When a writer invents a character for the purposes of fiction, especially of light or fanciful fiction, he fits him out with all sorts of features meant to be effective in that setting and against that background. He may have taken, and probably has taken, a hint from a human being. But he will not hesitate to alter the human being, especially in externals, because he is not thinking of a portrait but of a picture.
In Father Brown, it was the chief feature to be featureless. The point of him was to appear pointless; and one might say that his conspicuous quality was not being conspicuous.
His commonplace exterior was meant to contrast with his unsuspected vigilance and intelligence; and that being so, of course I made his appearance shabby and shapeless, his. face round and expressionless, his manners clumsy, and so on.
At the same time, I did take some of his inner intellectual qualities from my friend, Father John O’Connor of Bedford, who has not, as a matter of fact, any of these external qualities.

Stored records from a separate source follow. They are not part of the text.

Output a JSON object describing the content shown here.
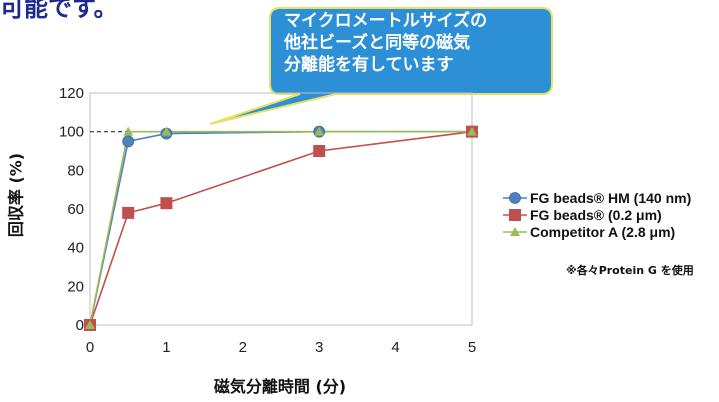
{
  "header": {
    "top_text": "可能です。"
  },
  "callout": {
    "lines": [
      "マイクロメートルサイズの",
      "他社ビーズと同等の磁気",
      "分離能を有しています"
    ],
    "fill": "#2d8fd6",
    "border": "#e8e060"
  },
  "note": "※各々Protein G を使用",
  "chart_data": {
    "type": "line",
    "xlabel": "磁気分離時間 (分)",
    "ylabel": "回収率 (%)",
    "xlim": [
      0,
      5
    ],
    "ylim": [
      0,
      120
    ],
    "x_ticks": [
      0,
      1,
      2,
      3,
      4,
      5
    ],
    "y_ticks": [
      0,
      20,
      40,
      60,
      80,
      100,
      120
    ],
    "reference_line": {
      "y": 100,
      "style": "dashed",
      "color": "#223344"
    },
    "grid": false,
    "legend_position": "right",
    "series": [
      {
        "name": "FG beads® HM (140 nm)",
        "marker": "circle",
        "color": "#4f81bd",
        "x": [
          0,
          0.5,
          1,
          3,
          5
        ],
        "y": [
          0,
          95,
          99,
          100,
          100
        ]
      },
      {
        "name": "FG beads® (0.2 μm)",
        "marker": "square",
        "color": "#c0504d",
        "x": [
          0,
          0.5,
          1,
          3,
          5
        ],
        "y": [
          0,
          58,
          63,
          90,
          100
        ]
      },
      {
        "name": "Competitor A (2.8 μm)",
        "marker": "triangle",
        "color": "#9bbb59",
        "x": [
          0,
          0.5,
          1,
          3,
          5
        ],
        "y": [
          0,
          100,
          100,
          100,
          100
        ]
      }
    ]
  }
}
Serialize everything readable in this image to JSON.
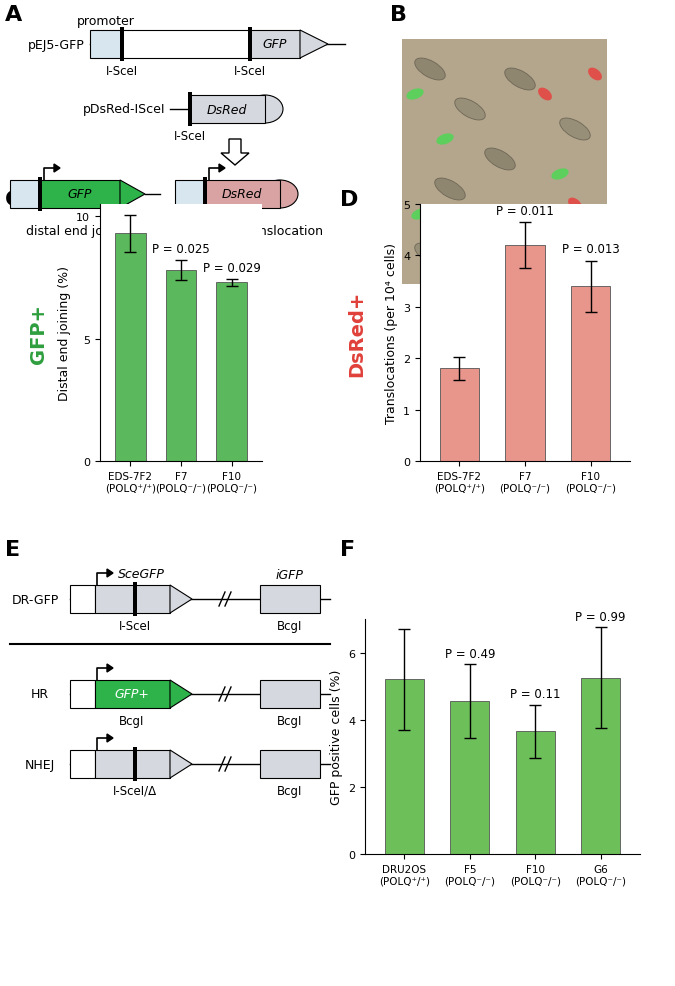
{
  "chart_data": [
    {
      "type": "bar",
      "categories": [
        "EDS-7F2\n(POLQ⁺/⁺)",
        "F7\n(POLQ⁻/⁻)",
        "F10\n(POLQ⁻/⁻)"
      ],
      "values": [
        9.3,
        7.8,
        7.3
      ],
      "errors": [
        0.75,
        0.4,
        0.15
      ],
      "color": "#5cb85c",
      "ylabel": "Distal end joining (%)",
      "side_label": "GFP+",
      "annotations": [
        null,
        "P = 0.025",
        "P = 0.029"
      ],
      "ylim": [
        0,
        10.5
      ],
      "yticks": [
        0,
        5,
        10
      ]
    },
    {
      "type": "bar",
      "categories": [
        "EDS-7F2\n(POLQ⁺/⁺)",
        "F7\n(POLQ⁻/⁻)",
        "F10\n(POLQ⁻/⁻)"
      ],
      "values": [
        1.8,
        4.2,
        3.4
      ],
      "errors": [
        0.23,
        0.45,
        0.5
      ],
      "color": "#e8958c",
      "ylabel": "Translocations (per 10⁴ cells)",
      "side_label": "DsRed+",
      "annotations": [
        null,
        "P = 0.011",
        "P = 0.013"
      ],
      "ylim": [
        0,
        5
      ],
      "yticks": [
        0,
        1,
        2,
        3,
        4,
        5
      ]
    },
    {
      "type": "bar",
      "categories": [
        "DRU2OS\n(POLQ⁺/⁺)",
        "F5\n(POLQ⁻/⁻)",
        "F10\n(POLQ⁻/⁻)",
        "G6\n(POLQ⁻/⁻)"
      ],
      "values": [
        5.2,
        4.55,
        3.65,
        5.25
      ],
      "errors": [
        1.5,
        1.1,
        0.8,
        1.5
      ],
      "color": "#6dbf5a",
      "ylabel": "GFP positive cells (%)",
      "annotations": [
        null,
        "P = 0.49",
        "P = 0.11",
        "P = 0.99"
      ],
      "ylim": [
        0,
        7
      ],
      "yticks": [
        0,
        2,
        4,
        6
      ]
    }
  ],
  "panel_labels": [
    "A",
    "B",
    "C",
    "D",
    "E",
    "F"
  ],
  "diagram_A": {
    "promoter": "promoter",
    "plasmids": [
      {
        "name": "pEJ5-GFP",
        "gene": "GFP",
        "sites": [
          "I-SceI",
          "I-SceI"
        ]
      },
      {
        "name": "pDsRed-ISceI",
        "gene": "DsRed",
        "sites": [
          "I-SceI"
        ]
      }
    ],
    "outcomes": [
      {
        "gene": "GFP",
        "label": "distal end joining"
      },
      {
        "gene": "DsRed",
        "label": "chromosome translocation"
      }
    ]
  },
  "diagram_E": {
    "construct": "DR-GFP",
    "genes": [
      "SceGFP",
      "iGFP"
    ],
    "sites": [
      "I-SceI",
      "BcgI"
    ],
    "outcomes": [
      {
        "name": "HR",
        "gene": "GFP+",
        "sites": [
          "BcgI",
          "BcgI"
        ]
      },
      {
        "name": "NHEJ",
        "sites": [
          "I-SceI/Δ",
          "BcgI"
        ]
      }
    ]
  }
}
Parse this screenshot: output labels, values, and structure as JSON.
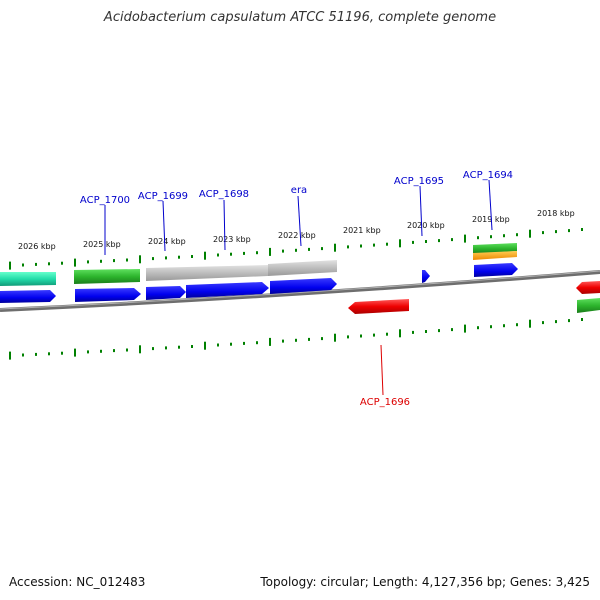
{
  "title": "Acidobacterium capsulatum ATCC 51196, complete genome",
  "footer": {
    "accession": "Accession: NC_012483",
    "stats": "Topology: circular; Length: 4,127,356 bp; Genes: 3,425"
  },
  "colors": {
    "cds_blue": "#0000ee",
    "green_gene": "#2db52d",
    "teal_gene": "#22ddaa",
    "gray_gene": "#bbbbbb",
    "red_gene": "#ee0000",
    "orange_gene": "#ff9900",
    "backbone": "#808080",
    "ticks": "#008000",
    "label_blue": "#0000cc",
    "label_red": "#dd0000"
  },
  "kbp_labels": [
    "2026 kbp",
    "2025 kbp",
    "2024 kbp",
    "2023 kbp",
    "2022 kbp",
    "2021 kbp",
    "2020 kbp",
    "2019 kbp",
    "2018 kbp"
  ],
  "gene_labels": [
    {
      "text": "ACP_1700",
      "color": "blue"
    },
    {
      "text": "ACP_1699",
      "color": "blue"
    },
    {
      "text": "ACP_1698",
      "color": "blue"
    },
    {
      "text": "era",
      "color": "blue"
    },
    {
      "text": "ACP_1695",
      "color": "blue"
    },
    {
      "text": "ACP_1694",
      "color": "blue"
    },
    {
      "text": "ACP_1696",
      "color": "red"
    }
  ]
}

He is not shabby, but rather neat; he is not clumsy, but very delicate and dexterous; he not only is but looks amusing and amused. He is a sensitive and quick-witted Irishman, with the profound irony and some of the potential irritability of his race.
My Father Brown was deliberately described as a Suffolk dumpling from East Anglia. That, and the rest of his description, was a deliberate disguise for the purpose of detective fiction. But for all that, there is a very real sense in which Father O’Connor was the intellectual inspiration of these stories; and of much more important things as well.